Гете был человек «необразованный», по-русски не говорил. Иначе он, вероятно, пришел бы ночью к г-ну Вейдле и стал бы таскать его за ноги. Нельзя же в самом деле оставлять безнаказанными такие прелести, как «слияние в лице автора историка» или «придающим им одному ему».
Нет! Такими статьями культуре решительно никого не научишь, и если кто-нибудь из «варшавских дикарей» спросит у меня совета, как ему научиться культуре, я ему скажу: "Лучше читать любой энциклопедический словарь или разрозненные номера старого «Вестника Европы», нежели безличные и некультурные «Числа».

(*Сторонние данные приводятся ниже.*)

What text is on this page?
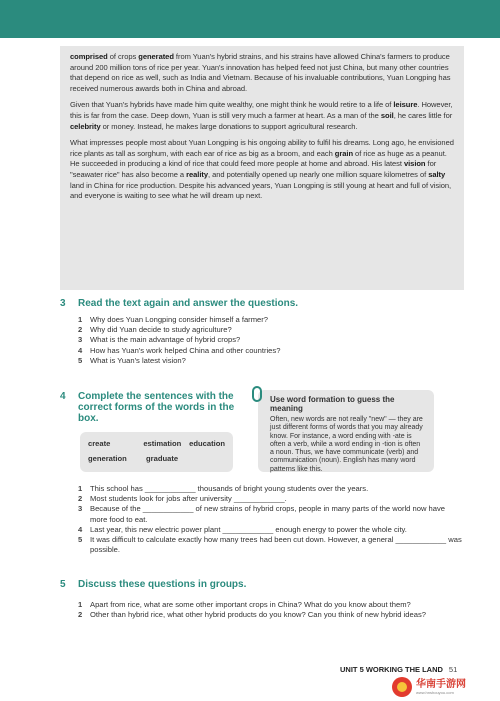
comprised of crops generated from Yuan's hybrid strains, and his strains have allowed China's farmers to produce around 200 million tons of rice per year. Yuan's innovation has helped feed not just China, but many other countries that depend on rice as well, such as India and Vietnam. Because of his invaluable contributions, Yuan Longping has received numerous awards both in China and abroad.

Given that Yuan's hybrids have made him quite wealthy, one might think he would retire to a life of leisure. However, this is far from the case. Deep down, Yuan is still very much a farmer at heart. As a man of the soil, he cares little for celebrity or money. Instead, he makes large donations to support agricultural research.

What impresses people most about Yuan Longping is his ongoing ability to fulfil his dreams. Long ago, he envisioned rice plants as tall as sorghum, with each ear of rice as big as a broom, and each grain of rice as huge as a peanut. He succeeded in producing a kind of rice that could feed more people at home and abroad. His latest vision for "seawater rice" has also become a reality, and potentially opened up nearly one million square kilometres of salty land in China for rice production. Despite his advanced years, Yuan Longping is still young at heart and full of vision, and everyone is waiting to see what he will dream up next.

3	Read the text again and answer the questions.
1	Why does Yuan Longping consider himself a farmer?
2	Why did Yuan decide to study agriculture?
3	What is the main advantage of hybrid crops?
4	How has Yuan's work helped China and other countries?
5	What is Yuan's latest vision?
4	Complete the sentences with the correct forms of the words in the box.
create	estimation	education
generation	graduate
Use word formation to guess the meaning
Often, new words are not really "new" — they are just different forms of words that you may already know. For instance, a word ending with -ate is often a verb, while a word ending in -tion is often a noun. Thus, we have communicate (verb) and communication (noun). English has many word patterns like this.
1	This school has ____________ thousands of bright young students over the years.
2	Most students look for jobs after university ____________.
3	Because of the ____________ of new strains of hybrid crops, people in many parts of the world now have more food to eat.
4	Last year, this new electric power plant ____________ enough energy to power the whole city.
5	It was difficult to calculate exactly how many trees had been cut down. However, a general ____________ was possible.
5	Discuss these questions in groups.
1	Apart from rice, what are some other important crops in China? What do you know about them?
2	Other than hybrid rice, what other hybrid products do you know? Can you think of new hybrid ideas?
UNIT 5 WORKING THE LAND 51
华南手游网
www.hnshouyou.com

Я сознательно ни словом не обмолвился о литературной части 10-го выпуска «Чисел». Я пишу не литературную критику, меня интересует журнал как целое. Его неделимая вера, целостное прозрение и расчленяющее сознание.
Охотно верю, что в литературной части журнала много вещей талантливых, которые украшают журнал. Но никакая талантливость литературных сотрудников не в состоянии спасти журнал от «небытия». В проходном дворе «Чисел» каждый писатель отвечает лишь за себя самого. За журнал же отвечает редакция, которая находится в бегах…
Впервые опубликовано: «Меч» (Варшава). 1934. № 15/16.